= 1922 Allan Cup =

Canadian senior ice hockey championship

The Allan Cup was the championship trophy for amateur senior ice hockey overseen by the CAHA.

The 1922 Allan Cup was the senior ice hockey championship of the Canadian Amateur Hockey Association (CAHA) for the 1921–22 season.

CAHA president W. R. Granger oversaw the final series between the Toronto Granites and the Regina Victorias hosted in Toronto. Despite that it had been a recurring practice for each team to choose one of the two on-ice officials for the series, Granger scheduled two referees from Montreal when the Granites protested the referee chosen from Western Canada.

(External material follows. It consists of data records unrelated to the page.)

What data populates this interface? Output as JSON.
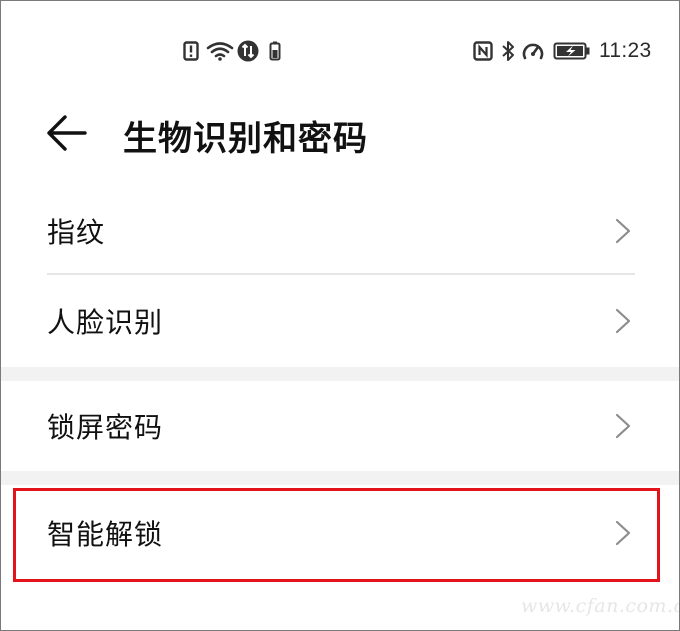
{
  "status_bar": {
    "time": "11:23",
    "left_icons": [
      "alert-icon",
      "wifi-icon",
      "data-transfer-icon",
      "sim-icon"
    ],
    "right_icons": [
      "nfc-icon",
      "bluetooth-icon",
      "speed-icon",
      "battery-icon"
    ]
  },
  "header": {
    "title": "生物识别和密码"
  },
  "list": {
    "items": [
      {
        "label": "指纹"
      },
      {
        "label": "人脸识别"
      },
      {
        "label": "锁屏密码"
      },
      {
        "label": "智能解锁",
        "highlighted": true
      }
    ]
  },
  "colors": {
    "highlight": "#e3131b",
    "section_gap": "#f2f2f2",
    "divider": "#e6e6e6"
  },
  "watermark": {
    "text": "www.cfan.com.cn"
  }
}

Western Canada cup trustee Claude C. Robinson then protested that two eastern referees were appointed to the series. Discussion ensued at the CAHA annual meeting being hosted in Toronto at the same time as the series, and a vote of the branch presidents confirmed that the practice of one referee each from Eastern and Western Canada should be used. The CAHA also decided that Eastern and Western Canada should take turns hosting the final series for the Allan Cup. The CAHA also approved that the reigning Allan Cup champions could challenge for the Hamilton B. Wills Trophy as an international series with the amateur champions of the United States Amateur Hockey Association.

==Final==
Two games total goals

- Toronto 6 Regina 2
- Toronto 7 Regina 0

Toronto Granites beat Regina Victorias 13 goals to 2.